A Rhode Island deed is a written document used to transfer a property title to a new owner (the “grantee”). A deed will provide the grantee with varying levels of protection against title encumbrances depending on the type of instrument used. A warranty deed will ensure the grantee that the current owner (the “grantor”) has the right to sell the property and that the title is free of defects. Quit claim deeds, on the other hand, transfer the title without assurances of a clean title or that the grantor has the right to do so.
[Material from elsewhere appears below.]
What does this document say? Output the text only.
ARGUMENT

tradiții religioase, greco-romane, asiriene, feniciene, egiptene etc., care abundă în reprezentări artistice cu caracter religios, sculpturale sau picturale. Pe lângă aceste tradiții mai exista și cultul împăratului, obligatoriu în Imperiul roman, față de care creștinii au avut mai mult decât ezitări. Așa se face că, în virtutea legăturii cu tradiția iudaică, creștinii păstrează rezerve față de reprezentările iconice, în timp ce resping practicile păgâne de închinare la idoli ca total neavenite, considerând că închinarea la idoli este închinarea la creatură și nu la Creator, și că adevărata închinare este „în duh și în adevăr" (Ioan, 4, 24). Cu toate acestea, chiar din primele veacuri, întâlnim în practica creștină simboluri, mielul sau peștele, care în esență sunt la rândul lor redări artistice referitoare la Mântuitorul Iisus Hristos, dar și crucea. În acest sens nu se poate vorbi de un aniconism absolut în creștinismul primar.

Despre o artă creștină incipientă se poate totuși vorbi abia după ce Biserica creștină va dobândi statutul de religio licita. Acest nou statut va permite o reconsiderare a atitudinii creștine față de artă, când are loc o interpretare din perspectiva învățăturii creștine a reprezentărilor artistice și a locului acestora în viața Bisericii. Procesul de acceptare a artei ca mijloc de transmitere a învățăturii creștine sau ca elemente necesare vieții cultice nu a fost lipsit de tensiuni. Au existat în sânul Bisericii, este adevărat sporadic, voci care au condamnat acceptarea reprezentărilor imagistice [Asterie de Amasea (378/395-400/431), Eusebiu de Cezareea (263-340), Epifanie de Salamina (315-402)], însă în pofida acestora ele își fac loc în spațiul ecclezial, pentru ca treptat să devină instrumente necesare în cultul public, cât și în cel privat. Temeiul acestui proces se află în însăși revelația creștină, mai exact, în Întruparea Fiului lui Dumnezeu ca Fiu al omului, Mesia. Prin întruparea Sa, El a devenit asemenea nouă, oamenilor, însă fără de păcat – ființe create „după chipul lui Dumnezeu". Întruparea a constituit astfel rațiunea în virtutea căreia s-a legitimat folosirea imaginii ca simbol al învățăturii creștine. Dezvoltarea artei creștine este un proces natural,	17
Deed of Trust – A deed wherein a homebuyer and a lender financing the purchase agree to transfer the property title to a trustee until the debt is resolved.
General Warranty Deed – Ensures the buyer that the title is free from encumbrances and that the grantor is on the property title.
Quit Claim Deed – A deed that does not certify the grantor as the title holder or include warranties against title encumbrances.
Special Warranty Deed – Used to guarantee that a property was not encumbered while the current grantor held the title.
- Statutes: Chapter 11 – Form and Effect of Conveyances
- Formatting: § 34-11-1.1, § 34-11-1.2, § 34-11-1.3, § 34-11-1.4
- Signing Requirements (§ 34-11-1): Notary Public
- Where to Record (§ 34-13-1): City/town recording office where the property is located.
- Recording Fees (§ 34-13-7): $80 + an additional $1 may be charged for each additional page. Cities/towns may set other rates for fees (see New Shoreham).
- Form A (Affidavit Attesting To The True And Complete Purchase Price): Required for all deeds recorded in the town of New Shoreham. Grantees must pay a fee of 3% of the purchase price to the Block Island Land Trust.
- Property Disclosure Statement (§ 5-20.8-2): This statement disclosing adverse property conditions must be given to an interested buyer before the transaction is closed.